UiO‐66(Zr) : Tb3+, Eu3+/PVDF Composite Films as Dual‐Responsive Optical Thermometers for Wide‐Range Temperature Sensing

Abstract Nanothermometers offer unparalleled capabilities for temperature measurement at the nanoscale, with applications in biological systems, microfluidic devices, and catalysis. Among them, fluorescence‐based optical thermometers utilizing Tb 3+ and Eu 3+ ions are promising due to their self‐referenced ratiometric detection and resistance to environmental fluctuations. However, most lanthanide‐based thermometers suffer from reduced sensitivity beyond the cryogenic temperature range, limiting their broader applicability. In this study, we report the synthesis of highly crystalline, Tb 3+ , Eu 3+ codoped UiO‐66(Zr) metal‐organic frameworks via a one‐pot microemulsion approach. These nanothermometers exhibit thermal sensitivity over a wide operational range, from cryogenic to physiological temperatures and beyond. The robust UiO‐66(Zr) framework ensures stability in diverse environments, while the Tb 3+ ‐Eu 3+ energy transfer mechanism provides precise, non‐blinking, ratiometric detection of temperature.

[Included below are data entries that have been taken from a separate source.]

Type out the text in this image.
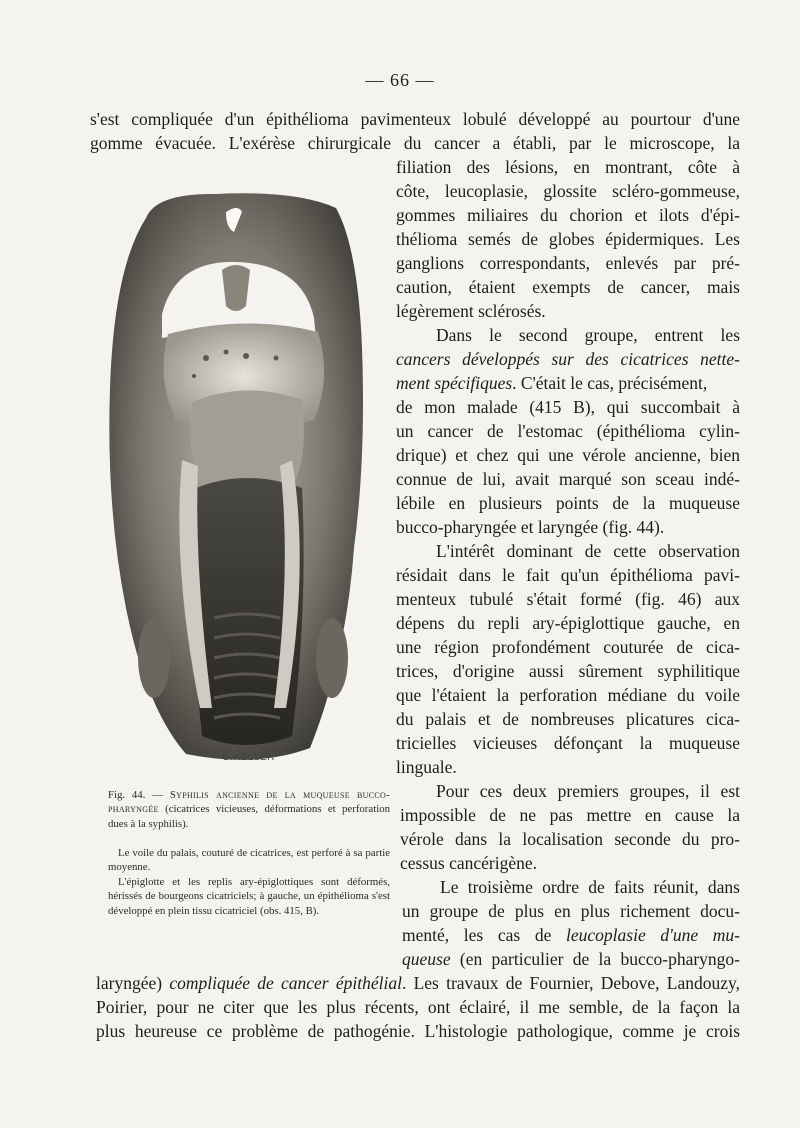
— 66 —
s'est compliquée d'un épithélioma pavimenteux lobulé développé au pourtour d'une
gomme évacuée. L'exérèse chirurgicale du cancer a établi, par le microscope, la
filiation des lésions, en montrant, côte à
côte, leucoplasie, glossite scléro-gommeuse,
gommes miliaires du chorion et ilots d'épi-
thélioma semés de globes épidermiques. Les
ganglions correspondants, enlevés par pré-
caution, étaient exempts de cancer, mais
légèrement sclérosés.
Dans le second groupe, entrent les
cancers développés sur des cicatrices nette-
ment spécifiques. C'était le cas, précisément,
de mon malade (415 B), qui succombait à
un cancer de l'estomac (épithélioma cylin-
drique) et chez qui une vérole ancienne, bien
connue de lui, avait marqué son sceau indé-
lébile en plusieurs points de la muqueuse
bucco-pharyngée et laryngée (fig. 44).
L'intérêt dominant de cette observation
résidait dans le fait qu'un épithélioma pavi-
menteux tubulé s'était formé (fig. 46) aux
dépens du repli ary-épiglottique gauche, en
une région profondément couturée de cica-
trices, d'origine aussi sûrement syphilitique
que l'étaient la perforation médiane du voile
du palais et de nombreuses plicatures cica-
tricielles vicieuses défonçant la muqueuse
linguale.
Pour ces deux premiers groupes, il est
impossible de ne pas mettre en cause la
vérole dans la localisation seconde du pro-
cessus cancérigène.
Le troisième ordre de faits réunit, dans
un groupe de plus en plus richement docu-
menté, les cas de leucoplasie d'une mu-
queuse (en particulier de la bucco-pharyngo-
laryngée) compliquée de cancer épithélial. Les travaux de Fournier, Debove, Landouzy,
Poirier, pour ne citer que les plus récents, ont éclairé, il me semble, de la façon la
plus heureuse ce problème de pathogénie. L'histologie pathologique, comme je crois
G.KELLER
Fig. 44. — Syphilis ancienne de la muqueuse bucco-pharyngée (cicatrices vicieuses, déformations et perforation dues à la syphilis).
Le voile du palais, couturé de cicatrices, est perforé à sa partie moyenne.
L'épiglotte et les replis ary-épiglottiques sont déformés, hérissés de bourgeons cicatriciels; à gauche, un épithélioma s'est développé en plein tissu cicatriciel (obs. 415, B).
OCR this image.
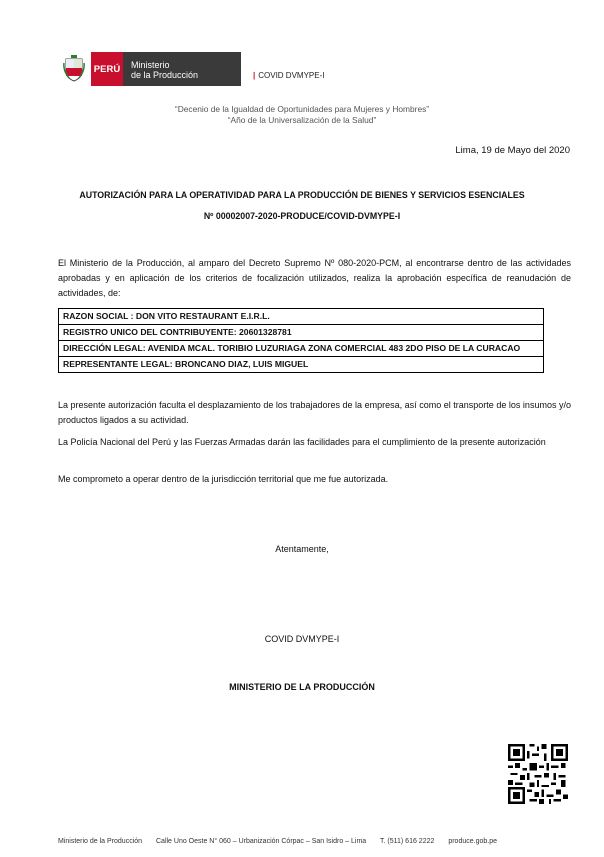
PERÚ	Ministerio
de la Producción	| COVID DVMYPE-I
“Decenio de la Igualdad de Oportunidades para Mujeres y Hombres”
“Año de la Universalización de la Salud”
Lima, 19 de Mayo del 2020
AUTORIZACIÓN PARA LA OPERATIVIDAD PARA LA PRODUCCIÓN DE BIENES Y SERVICIOS ESENCIALES
Nº 00002007-2020-PRODUCE/COVID-DVMYPE-I
El Ministerio de la Producción, al amparo del Decreto Supremo Nº 080-2020-PCM, al encontrarse dentro de las actividades aprobadas y en aplicación de los criterios de focalización utilizados, realiza la aprobación específica de reanudación de actividades, de:
RAZON SOCIAL : DON VITO RESTAURANT E.I.R.L.
REGISTRO UNICO DEL CONTRIBUYENTE: 20601328781
DIRECCIÓN LEGAL: AVENIDA MCAL. TORIBIO LUZURIAGA ZONA COMERCIAL 483 2DO PISO DE LA CURACAO
REPRESENTANTE LEGAL: BRONCANO DIAZ, LUIS MIGUEL
La presente autorización faculta el desplazamiento de los trabajadores de la empresa, así como el transporte de los insumos y/o productos ligados a su actividad.
La Policía Nacional del Perú y las Fuerzas Armadas darán las facilidades para el cumplimiento de la presente autorización
Me comprometo a operar dentro de la jurisdicción territorial que me fue autorizada.
Atentamente,
COVID DVMYPE-I
MINISTERIO DE LA PRODUCCIÓN
Ministerio de la Producción Calle Uno Oeste N° 060 – Urbanización Córpac – San Isidro – Lima T. (511) 616 2222 produce.gob.pe
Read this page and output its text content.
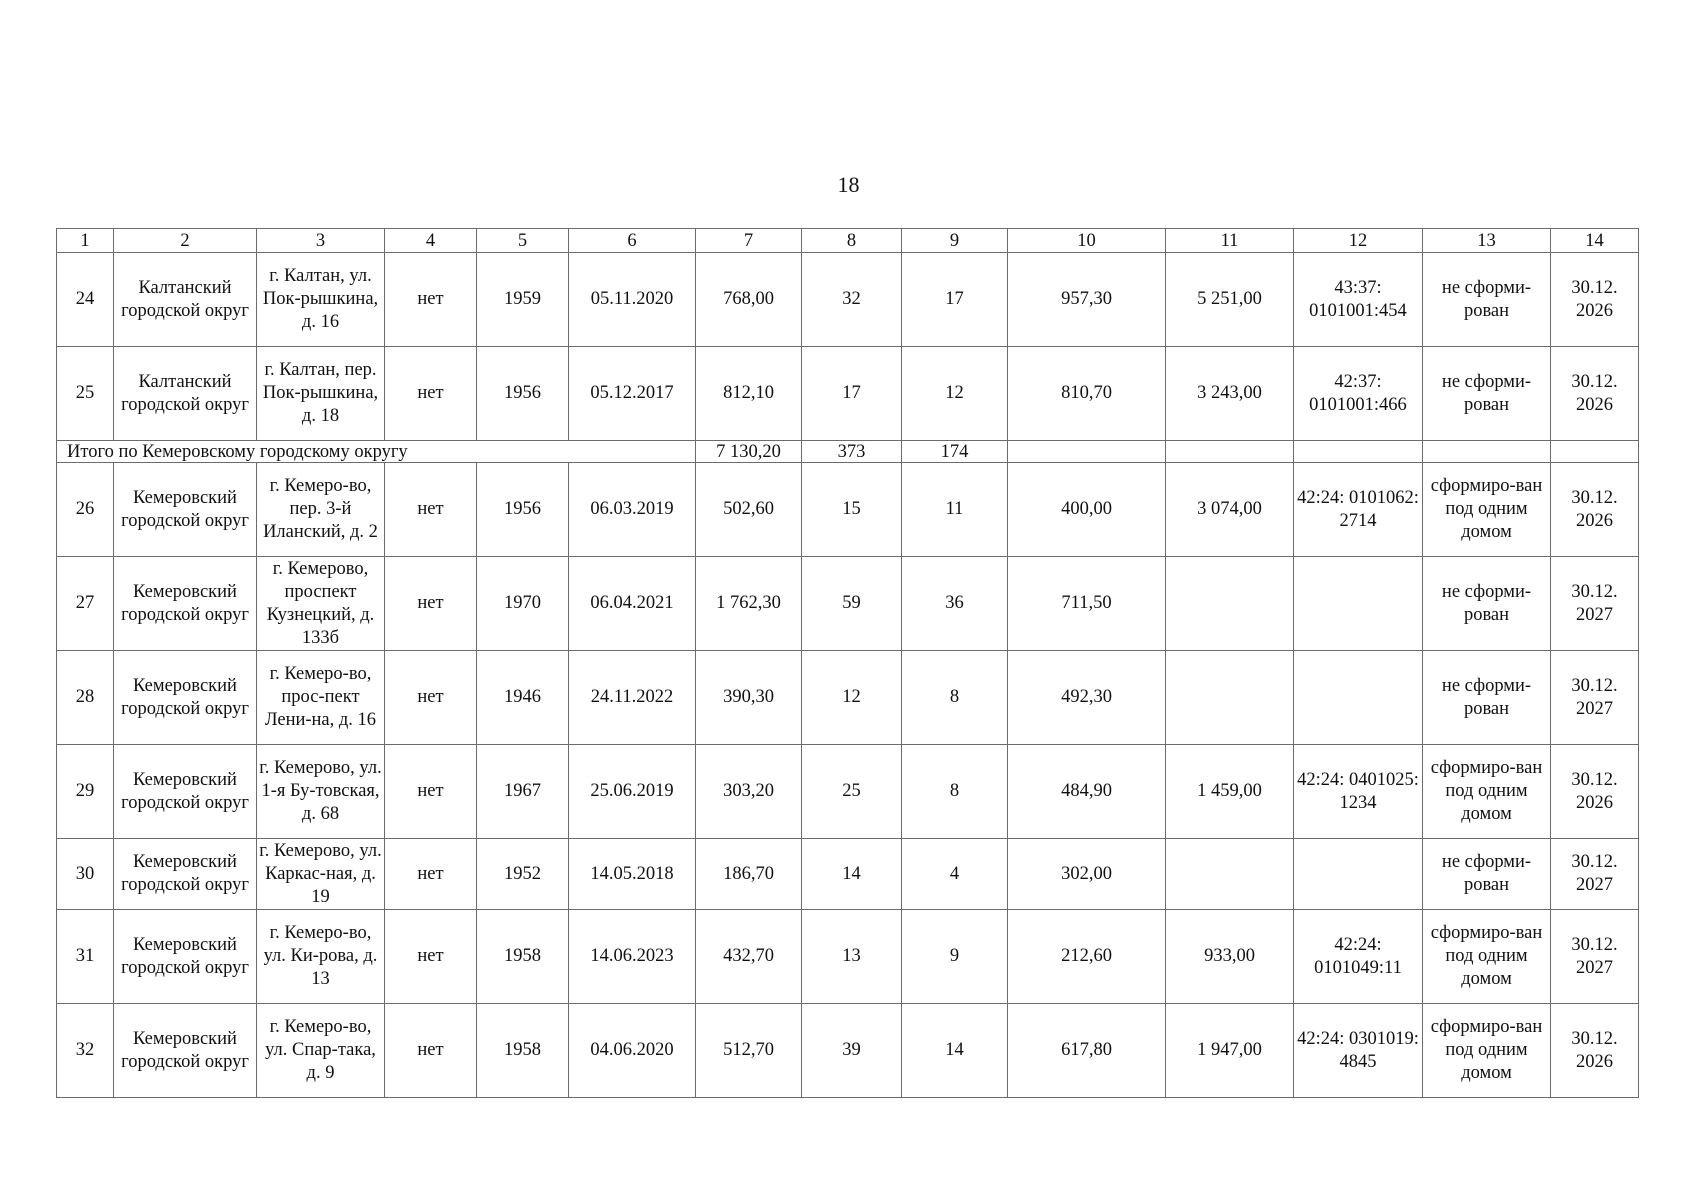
18
1	2	3	4	5	6	7	8	9	10	11	12	13	14
24	Калтанский городской округ	г. Калтан, ул. Пок-рышкина, д. 16	нет	1959	05.11.2020	768,00	32	17	957,30	5 251,00	43:37: 0101001:454	не сформи-рован	30.12. 2026
25	Калтанский городской округ	г. Калтан, пер. Пок-рышкина, д. 18	нет	1956	05.12.2017	812,10	17	12	810,70	3 243,00	42:37: 0101001:466	не сформи-рован	30.12. 2026
Итого по Кемеровскому городскому округу						7 130,20	373	174					
26	Кемеровский городской округ	г. Кемеро-во, пер. 3-й Иланский, д. 2	нет	1956	06.03.2019	502,60	15	11	400,00	3 074,00	42:24: 0101062: 2714	сформиро-ван под одним домом	30.12. 2026
27	Кемеровский городской округ	г. Кемерово, проспект Кузнецкий, д. 133б	нет	1970	06.04.2021	1 762,30	59	36	711,50			не сформи-рован	30.12. 2027
28	Кемеровский городской округ	г. Кемеро-во, прос-пект Лени-на, д. 16	нет	1946	24.11.2022	390,30	12	8	492,30			не сформи-рован	30.12. 2027
29	Кемеровский городской округ	г. Кемерово, ул. 1-я Бу-товская, д. 68	нет	1967	25.06.2019	303,20	25	8	484,90	1 459,00	42:24: 0401025: 1234	сформиро-ван под одним домом	30.12. 2026
30	Кемеровский городской округ	г. Кемерово, ул. Каркас-ная, д. 19	нет	1952	14.05.2018	186,70	14	4	302,00			не сформи-рован	30.12. 2027
31	Кемеровский городской округ	г. Кемеро-во, ул. Ки-рова, д. 13	нет	1958	14.06.2023	432,70	13	9	212,60	933,00	42:24: 0101049:11	сформиро-ван под одним домом	30.12. 2027
32	Кемеровский городской округ	г. Кемеро-во, ул. Спар-така, д. 9	нет	1958	04.06.2020	512,70	39	14	617,80	1 947,00	42:24: 0301019: 4845	сформиро-ван под одним домом	30.12. 2026
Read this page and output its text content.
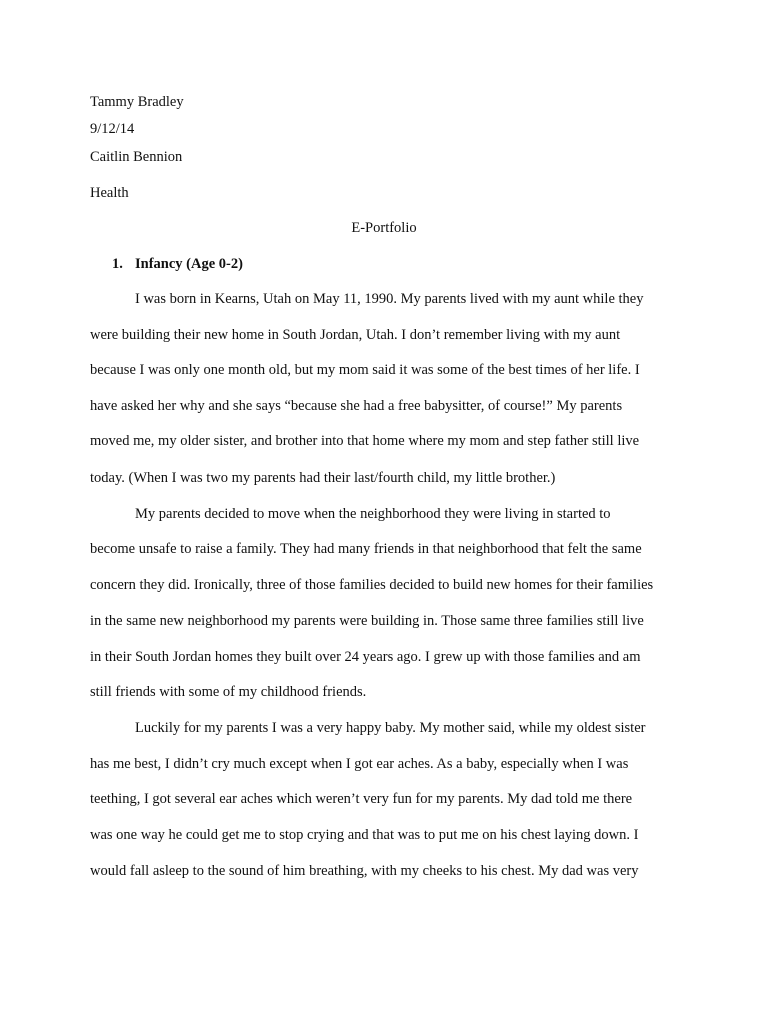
Tammy Bradley
9/12/14
Caitlin Bennion
Health
E-Portfolio
1. Infancy (Age 0-2)
I was born in Kearns, Utah on May 11, 1990. My parents lived with my aunt while they
were building their new home in South Jordan, Utah. I don’t remember living with my aunt
because I was only one month old, but my mom said it was some of the best times of her life. I
have asked her why and she says “because she had a free babysitter, of course!” My parents
moved me, my older sister, and brother into that home where my mom and step father still live
today. (When I was two my parents had their last/fourth child, my little brother.)
My parents decided to move when the neighborhood they were living in started to
become unsafe to raise a family. They had many friends in that neighborhood that felt the same
concern they did. Ironically, three of those families decided to build new homes for their families
in the same new neighborhood my parents were building in. Those same three families still live
in their South Jordan homes they built over 24 years ago. I grew up with those families and am
still friends with some of my childhood friends.
Luckily for my parents I was a very happy baby. My mother said, while my oldest sister
has me best, I didn’t cry much except when I got ear aches. As a baby, especially when I was
teething, I got several ear aches which weren’t very fun for my parents. My dad told me there
was one way he could get me to stop crying and that was to put me on his chest laying down. I
would fall asleep to the sound of him breathing, with my cheeks to his chest. My dad was very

Notably, the relative sensitivity of the nanothermometers increases with temperature, achieving superior performance at 400 K, compared to previously reported lanthanide‐terephthalate frameworks. To extend their utility in fluid environments, we fabricated a flexible nanoparticle‐PVDF (polyvinylidene fluoride) composite film that retains the thermal sensitivity of the UMET nanothermometers in isopropyl alcohol. Thus, this study establishes a simple, one‐pot method to incorporate Ln 3+ in the UiO‐66(Zr) framework for optical thermometry above the cryogenic and room temperature ranges, with potential applications in biological and industrial systems.